From “beer” in Germany and “sake” in Japan to “mouthwash” in prison, many cultures have their own unique drink. In Turkey it is raki; colloquially known as lion’s milk because it not only puts hair on your chest, but is also a reason for sleeping 18 hours a day while your wife catches food.

Raki is a strong spirit that is usually mixed with water turning it white (hence the “milk”). Pretty much identical to Greek Ouzo or Arabic Arak, it tastes of licorice, and based on how one feels about the candy, people either love or hate the drink.

Raki is meant to be enjoyed socially, and while every society has its own drinking etiquette (though most limit theirs to basics like “don’t throw up on the bartender” and “do complain loudly to strangers about your girlfriend”), Turkish raki etiquette takes it a step further by incorporating three essential elements: meze (appetizers), drunken singing and increasingly passionate debates.

Meze

Raki usually accompanies meze: appetizers picked from amongst a large selection that will fill you up long before the main course arrives.

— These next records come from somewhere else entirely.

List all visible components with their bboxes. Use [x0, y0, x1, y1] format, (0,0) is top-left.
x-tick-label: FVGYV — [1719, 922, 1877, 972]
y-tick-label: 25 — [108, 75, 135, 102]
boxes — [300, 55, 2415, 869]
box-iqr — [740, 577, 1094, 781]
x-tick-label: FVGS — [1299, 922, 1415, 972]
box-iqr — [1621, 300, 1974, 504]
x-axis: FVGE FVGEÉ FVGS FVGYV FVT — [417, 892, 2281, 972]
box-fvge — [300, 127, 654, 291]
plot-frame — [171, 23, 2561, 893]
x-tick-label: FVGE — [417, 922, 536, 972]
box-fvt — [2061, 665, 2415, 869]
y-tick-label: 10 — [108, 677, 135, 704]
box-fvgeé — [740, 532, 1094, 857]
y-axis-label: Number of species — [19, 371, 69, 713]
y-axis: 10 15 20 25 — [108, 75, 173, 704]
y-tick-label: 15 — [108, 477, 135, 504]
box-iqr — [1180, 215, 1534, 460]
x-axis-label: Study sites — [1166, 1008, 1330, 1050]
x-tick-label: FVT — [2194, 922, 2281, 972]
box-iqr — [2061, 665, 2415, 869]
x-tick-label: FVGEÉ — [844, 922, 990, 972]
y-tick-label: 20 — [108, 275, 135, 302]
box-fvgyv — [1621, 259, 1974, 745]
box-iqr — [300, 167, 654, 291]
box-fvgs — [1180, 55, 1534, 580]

To best enjoy the dips and small morsels, discuss casual topics everyone agrees with, from complaining about “the weather” to complaining about “traffic.”

Singing

Raki will induce singing from amongst the Turkish repertoire of songs about love, or longing, or desire or sorrow. They will be sung in a manner to induce melancholy in everyone in at least a three table radius, preferably more.

When drinking raki in public, roaming bands of gypsies will wander tables for tips using their violins/accordions/clarinets to encourage amateur virtuosos. Between bouts of singing, it is best to bring up more involved but still agreeable topics like “how Turkey has changed” and “how you are about to quit your awful job and move to the beach.”

Debate

Eventually, all raki conversations will devolve into a shouting match about politics. Speakers take turns orating “How the country is going down the drain,” “How politicians are idiots” as well as their “solutions,” all to an audience waiting for their turn to speak.

Everyone calmly nods in approval until either the speaker finishes or until they hear something they disagree with. Eventually someone will proclaim “it’s all about education” and everyone, having found a point of agreement, will head home.


Any other way, and you might as well be drinking ouzo.

1 comment:

Kit said...

"Duydum ki unutmussun..." Meze, melancholy...God this makes me miss the 'bul.